PMI levels summarized The global medians for individual average readings sequentially over 12 months, six months, and three months show improvements from 49.3 to 49.4 to 50.2. The gains are steady but very moderate improvements in train with all values clustered closely around ‘50’ which is the break-even point between expansion and contraction for these manufacturing PMI indexes. While the average reading over three months is at 50.2 and the average in the current month is at 50.6, these are values that marginally above 50; it's hard to get too excited about the fact that the indexes are up above 50 again, indicating manufacturing expansion. The median is above the level of 50 for the first time in 22 months – a long stretch for manufacturing contraction. But the average reading for this same group has been above 50 for four months running and had been below 50 for 18 months prior to the start of that string.

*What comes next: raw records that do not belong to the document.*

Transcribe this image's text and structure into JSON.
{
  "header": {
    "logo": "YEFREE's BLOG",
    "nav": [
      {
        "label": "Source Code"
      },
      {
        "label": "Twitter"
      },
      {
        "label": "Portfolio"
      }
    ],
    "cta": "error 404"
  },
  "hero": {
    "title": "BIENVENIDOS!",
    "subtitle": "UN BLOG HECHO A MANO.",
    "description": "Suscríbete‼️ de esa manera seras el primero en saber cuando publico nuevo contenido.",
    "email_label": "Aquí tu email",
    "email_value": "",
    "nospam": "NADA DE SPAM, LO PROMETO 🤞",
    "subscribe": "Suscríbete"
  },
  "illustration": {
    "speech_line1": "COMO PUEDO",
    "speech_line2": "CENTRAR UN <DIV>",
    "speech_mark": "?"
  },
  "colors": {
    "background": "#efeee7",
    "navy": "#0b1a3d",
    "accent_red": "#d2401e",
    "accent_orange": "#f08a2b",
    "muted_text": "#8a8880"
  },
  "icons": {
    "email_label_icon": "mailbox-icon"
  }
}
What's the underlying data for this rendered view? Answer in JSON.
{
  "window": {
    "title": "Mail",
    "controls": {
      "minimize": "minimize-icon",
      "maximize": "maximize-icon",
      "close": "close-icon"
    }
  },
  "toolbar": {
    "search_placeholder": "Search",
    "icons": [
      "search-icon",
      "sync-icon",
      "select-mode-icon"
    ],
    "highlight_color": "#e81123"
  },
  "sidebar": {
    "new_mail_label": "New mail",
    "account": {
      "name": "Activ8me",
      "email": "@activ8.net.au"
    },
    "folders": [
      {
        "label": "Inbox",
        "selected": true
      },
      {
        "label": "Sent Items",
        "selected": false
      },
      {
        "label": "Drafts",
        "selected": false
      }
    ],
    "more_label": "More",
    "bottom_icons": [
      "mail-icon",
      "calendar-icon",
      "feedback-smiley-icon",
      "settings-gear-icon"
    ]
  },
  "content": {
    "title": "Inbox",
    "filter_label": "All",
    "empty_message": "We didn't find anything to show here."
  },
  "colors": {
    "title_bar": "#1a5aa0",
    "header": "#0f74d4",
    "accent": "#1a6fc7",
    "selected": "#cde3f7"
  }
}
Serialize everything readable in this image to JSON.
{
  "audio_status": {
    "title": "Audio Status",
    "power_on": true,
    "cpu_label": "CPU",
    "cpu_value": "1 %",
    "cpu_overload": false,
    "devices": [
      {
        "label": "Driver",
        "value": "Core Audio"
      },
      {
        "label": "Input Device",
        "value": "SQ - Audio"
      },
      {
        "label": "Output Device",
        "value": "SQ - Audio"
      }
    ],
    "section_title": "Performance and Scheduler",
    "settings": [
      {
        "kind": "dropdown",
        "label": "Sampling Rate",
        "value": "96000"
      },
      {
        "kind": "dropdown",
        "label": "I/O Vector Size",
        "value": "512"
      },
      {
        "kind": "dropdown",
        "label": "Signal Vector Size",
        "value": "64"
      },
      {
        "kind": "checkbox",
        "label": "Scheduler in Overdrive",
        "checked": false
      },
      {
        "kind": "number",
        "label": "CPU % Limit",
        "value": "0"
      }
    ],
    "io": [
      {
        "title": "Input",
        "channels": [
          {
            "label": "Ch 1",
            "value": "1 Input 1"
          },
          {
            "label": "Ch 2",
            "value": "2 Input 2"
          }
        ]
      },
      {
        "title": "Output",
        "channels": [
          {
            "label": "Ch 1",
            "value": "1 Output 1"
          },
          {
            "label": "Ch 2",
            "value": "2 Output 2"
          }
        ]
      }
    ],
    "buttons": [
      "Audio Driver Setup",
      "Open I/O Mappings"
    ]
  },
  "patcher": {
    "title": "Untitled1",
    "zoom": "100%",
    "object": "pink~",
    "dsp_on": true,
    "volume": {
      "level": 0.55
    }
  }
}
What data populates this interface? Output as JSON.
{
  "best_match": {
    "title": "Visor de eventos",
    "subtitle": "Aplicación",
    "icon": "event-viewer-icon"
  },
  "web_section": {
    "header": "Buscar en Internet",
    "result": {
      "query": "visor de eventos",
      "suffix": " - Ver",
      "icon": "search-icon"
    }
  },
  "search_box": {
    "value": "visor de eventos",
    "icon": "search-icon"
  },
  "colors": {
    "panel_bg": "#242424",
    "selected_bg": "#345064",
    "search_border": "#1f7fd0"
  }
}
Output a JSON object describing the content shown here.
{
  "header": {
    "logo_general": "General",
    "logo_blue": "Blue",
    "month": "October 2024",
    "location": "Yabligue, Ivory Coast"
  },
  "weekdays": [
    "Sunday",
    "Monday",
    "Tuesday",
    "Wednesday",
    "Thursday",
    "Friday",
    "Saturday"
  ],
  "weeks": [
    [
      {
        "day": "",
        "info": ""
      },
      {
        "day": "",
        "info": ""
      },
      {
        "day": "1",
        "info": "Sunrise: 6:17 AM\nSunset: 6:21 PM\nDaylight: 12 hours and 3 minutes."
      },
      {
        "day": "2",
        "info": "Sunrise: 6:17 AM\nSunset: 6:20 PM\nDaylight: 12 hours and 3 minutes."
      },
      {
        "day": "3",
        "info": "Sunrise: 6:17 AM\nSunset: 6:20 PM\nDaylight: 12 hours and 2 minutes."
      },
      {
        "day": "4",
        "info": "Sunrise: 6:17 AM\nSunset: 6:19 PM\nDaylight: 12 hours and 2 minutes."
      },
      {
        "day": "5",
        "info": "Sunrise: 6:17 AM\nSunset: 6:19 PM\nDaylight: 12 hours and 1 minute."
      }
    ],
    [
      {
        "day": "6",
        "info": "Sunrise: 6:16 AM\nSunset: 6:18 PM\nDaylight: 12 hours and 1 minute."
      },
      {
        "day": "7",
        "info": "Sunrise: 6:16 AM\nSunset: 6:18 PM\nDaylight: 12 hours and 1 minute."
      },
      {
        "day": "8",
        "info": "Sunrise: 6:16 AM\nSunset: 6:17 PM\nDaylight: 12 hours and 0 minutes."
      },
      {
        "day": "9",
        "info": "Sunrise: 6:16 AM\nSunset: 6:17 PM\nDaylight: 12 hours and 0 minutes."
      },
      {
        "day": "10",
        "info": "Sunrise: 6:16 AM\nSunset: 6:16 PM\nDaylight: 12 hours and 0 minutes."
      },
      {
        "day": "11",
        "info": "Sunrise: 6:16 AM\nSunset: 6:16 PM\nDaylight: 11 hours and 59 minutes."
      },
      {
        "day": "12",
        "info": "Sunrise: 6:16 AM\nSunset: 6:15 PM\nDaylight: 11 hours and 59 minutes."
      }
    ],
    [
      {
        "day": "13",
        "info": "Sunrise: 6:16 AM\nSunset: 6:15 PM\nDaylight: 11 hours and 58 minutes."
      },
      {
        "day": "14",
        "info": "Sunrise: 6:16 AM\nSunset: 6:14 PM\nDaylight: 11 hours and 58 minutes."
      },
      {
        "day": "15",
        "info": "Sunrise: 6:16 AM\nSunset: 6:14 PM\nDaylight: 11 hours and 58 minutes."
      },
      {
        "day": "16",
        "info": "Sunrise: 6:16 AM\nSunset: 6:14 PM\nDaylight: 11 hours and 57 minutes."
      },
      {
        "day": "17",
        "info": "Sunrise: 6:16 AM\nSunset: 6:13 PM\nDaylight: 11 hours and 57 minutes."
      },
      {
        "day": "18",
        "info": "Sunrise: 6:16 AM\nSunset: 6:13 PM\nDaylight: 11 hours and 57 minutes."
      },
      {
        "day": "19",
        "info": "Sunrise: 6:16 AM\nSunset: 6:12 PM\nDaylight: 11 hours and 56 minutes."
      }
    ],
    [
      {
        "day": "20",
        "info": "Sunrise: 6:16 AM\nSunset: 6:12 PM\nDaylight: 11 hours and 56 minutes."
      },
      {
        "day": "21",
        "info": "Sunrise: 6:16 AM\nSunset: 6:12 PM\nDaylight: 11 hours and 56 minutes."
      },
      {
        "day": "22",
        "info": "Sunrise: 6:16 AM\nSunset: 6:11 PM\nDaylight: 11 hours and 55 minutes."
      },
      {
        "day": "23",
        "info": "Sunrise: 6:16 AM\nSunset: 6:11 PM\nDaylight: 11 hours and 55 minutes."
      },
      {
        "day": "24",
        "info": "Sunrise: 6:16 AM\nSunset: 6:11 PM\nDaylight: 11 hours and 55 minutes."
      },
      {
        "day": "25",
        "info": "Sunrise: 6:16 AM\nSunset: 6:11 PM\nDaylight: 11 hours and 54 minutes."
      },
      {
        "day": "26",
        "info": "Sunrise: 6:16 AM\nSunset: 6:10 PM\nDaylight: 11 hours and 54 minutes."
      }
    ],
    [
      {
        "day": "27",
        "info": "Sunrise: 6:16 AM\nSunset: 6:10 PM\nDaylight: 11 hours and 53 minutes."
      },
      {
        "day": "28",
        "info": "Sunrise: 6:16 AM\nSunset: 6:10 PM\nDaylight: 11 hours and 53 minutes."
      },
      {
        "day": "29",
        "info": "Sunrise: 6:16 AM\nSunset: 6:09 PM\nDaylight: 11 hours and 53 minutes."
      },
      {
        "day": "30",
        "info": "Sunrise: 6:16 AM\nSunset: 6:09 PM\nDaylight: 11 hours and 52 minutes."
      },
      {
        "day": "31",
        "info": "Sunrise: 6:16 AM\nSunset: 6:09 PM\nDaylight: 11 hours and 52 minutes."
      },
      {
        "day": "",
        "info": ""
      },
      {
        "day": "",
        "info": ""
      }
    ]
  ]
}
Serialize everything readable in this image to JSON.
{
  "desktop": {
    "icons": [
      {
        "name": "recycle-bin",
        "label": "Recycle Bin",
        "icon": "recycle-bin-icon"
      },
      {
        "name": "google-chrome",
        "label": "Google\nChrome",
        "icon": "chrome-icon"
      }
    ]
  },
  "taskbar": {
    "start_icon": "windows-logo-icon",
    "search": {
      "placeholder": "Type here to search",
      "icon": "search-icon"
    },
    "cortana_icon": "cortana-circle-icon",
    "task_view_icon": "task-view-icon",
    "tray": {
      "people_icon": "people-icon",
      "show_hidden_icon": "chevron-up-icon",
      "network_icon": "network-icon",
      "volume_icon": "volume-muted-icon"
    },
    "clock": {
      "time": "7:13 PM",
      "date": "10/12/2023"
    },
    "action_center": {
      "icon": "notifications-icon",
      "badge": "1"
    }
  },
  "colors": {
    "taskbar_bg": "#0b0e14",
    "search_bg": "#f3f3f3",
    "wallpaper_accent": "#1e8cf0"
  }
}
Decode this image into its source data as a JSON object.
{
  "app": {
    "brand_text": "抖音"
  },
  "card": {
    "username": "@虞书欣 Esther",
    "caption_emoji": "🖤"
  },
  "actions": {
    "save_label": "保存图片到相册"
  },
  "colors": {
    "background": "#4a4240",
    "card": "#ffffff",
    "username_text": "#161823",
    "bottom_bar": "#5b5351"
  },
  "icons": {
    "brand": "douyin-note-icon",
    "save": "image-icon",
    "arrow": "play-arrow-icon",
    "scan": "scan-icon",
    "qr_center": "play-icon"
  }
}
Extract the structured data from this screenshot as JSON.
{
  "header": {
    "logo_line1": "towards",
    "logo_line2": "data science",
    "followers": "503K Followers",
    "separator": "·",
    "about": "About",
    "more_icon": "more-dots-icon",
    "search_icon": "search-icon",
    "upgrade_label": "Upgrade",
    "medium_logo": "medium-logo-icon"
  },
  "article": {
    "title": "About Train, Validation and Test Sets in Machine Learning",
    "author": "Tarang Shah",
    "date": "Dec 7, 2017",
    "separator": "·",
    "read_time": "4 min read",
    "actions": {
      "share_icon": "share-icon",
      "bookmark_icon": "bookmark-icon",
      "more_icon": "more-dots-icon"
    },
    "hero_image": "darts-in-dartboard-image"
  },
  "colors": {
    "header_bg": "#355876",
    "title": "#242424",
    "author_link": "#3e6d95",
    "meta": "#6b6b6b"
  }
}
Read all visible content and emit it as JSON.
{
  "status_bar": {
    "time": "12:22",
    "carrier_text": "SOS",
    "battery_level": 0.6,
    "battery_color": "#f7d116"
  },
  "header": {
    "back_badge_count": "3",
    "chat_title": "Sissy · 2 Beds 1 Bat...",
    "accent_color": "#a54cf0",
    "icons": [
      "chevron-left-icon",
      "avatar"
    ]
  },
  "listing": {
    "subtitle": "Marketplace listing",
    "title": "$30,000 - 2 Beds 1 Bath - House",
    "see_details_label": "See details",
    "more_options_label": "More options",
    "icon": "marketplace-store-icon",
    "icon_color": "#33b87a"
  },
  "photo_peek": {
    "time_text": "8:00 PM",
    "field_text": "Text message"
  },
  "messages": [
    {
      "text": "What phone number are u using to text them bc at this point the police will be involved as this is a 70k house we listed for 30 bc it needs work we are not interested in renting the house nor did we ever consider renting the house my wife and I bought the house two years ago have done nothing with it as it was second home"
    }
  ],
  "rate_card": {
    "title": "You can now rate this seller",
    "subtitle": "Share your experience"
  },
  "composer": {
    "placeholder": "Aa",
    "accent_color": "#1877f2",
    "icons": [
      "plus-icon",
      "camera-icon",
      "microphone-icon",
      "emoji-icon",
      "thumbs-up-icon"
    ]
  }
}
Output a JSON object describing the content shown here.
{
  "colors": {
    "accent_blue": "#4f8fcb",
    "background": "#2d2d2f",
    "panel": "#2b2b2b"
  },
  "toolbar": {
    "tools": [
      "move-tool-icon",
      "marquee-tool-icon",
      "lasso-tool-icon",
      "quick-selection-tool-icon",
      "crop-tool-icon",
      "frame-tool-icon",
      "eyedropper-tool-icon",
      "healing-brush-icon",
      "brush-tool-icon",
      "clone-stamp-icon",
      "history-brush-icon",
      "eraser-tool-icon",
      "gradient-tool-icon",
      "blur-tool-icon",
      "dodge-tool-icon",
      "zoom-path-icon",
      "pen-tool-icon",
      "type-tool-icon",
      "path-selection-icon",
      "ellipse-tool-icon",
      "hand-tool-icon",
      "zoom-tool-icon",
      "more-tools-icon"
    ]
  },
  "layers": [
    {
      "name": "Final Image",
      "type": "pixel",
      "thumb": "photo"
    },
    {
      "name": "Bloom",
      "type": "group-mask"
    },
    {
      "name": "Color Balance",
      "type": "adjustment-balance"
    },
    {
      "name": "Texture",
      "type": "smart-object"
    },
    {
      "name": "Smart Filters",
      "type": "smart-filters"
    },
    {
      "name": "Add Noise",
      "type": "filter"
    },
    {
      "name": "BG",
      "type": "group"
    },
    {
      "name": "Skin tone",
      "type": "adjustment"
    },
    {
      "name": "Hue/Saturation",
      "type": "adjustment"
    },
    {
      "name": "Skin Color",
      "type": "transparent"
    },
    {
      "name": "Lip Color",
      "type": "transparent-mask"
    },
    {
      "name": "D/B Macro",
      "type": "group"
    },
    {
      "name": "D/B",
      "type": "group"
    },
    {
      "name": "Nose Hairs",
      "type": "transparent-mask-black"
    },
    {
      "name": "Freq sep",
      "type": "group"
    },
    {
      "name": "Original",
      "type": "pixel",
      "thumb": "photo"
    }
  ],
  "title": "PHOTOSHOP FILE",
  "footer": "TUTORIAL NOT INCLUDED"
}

The breadth of improvement The proportion of reporters improving over three months moved down to 44% after rising sharply to 94% over six months and sitting at 83% over 12 months. These results have flipped from what had been reported previously as year-over-year weakening in the PMI indexes compared to a year ago had been common. But now, there's been enough improvement that we're looking at year-over-year increases as well as net increases over six months. But since there has been improvement from those lows, the proportion of reporters improving over three months has declined to 44%.
Very neutral neutrality is indicated The rank standing for the diffusion readings of these reporters in the table shows nine of the 18 with values below 50% and nine of the 18 with values above 50%. The median value of all these individual percentile queue standings is also at 50%. All of this underscores the sense of neutrality in this report as the queue standings show that values are at their four-year median values and that the median itself sits at 50% and the number of reporters who are improving on the month is also split at 50/50. And the diffusion values themselves are just beginning to rise above a diffusion level of 50 indicating an extended period of (largely modest) contraction may be coming to an end.
China, the United States, and EMU China, the U.S., and the European Monetary Area all show manufacturing PMIs that are in a definable upswing in the chart. For the euro area, the upswing is about a year old; for the U.S. and China, the upswing is a year and a half to two years in progress. The gradients are still relatively shallow but also relatively stable.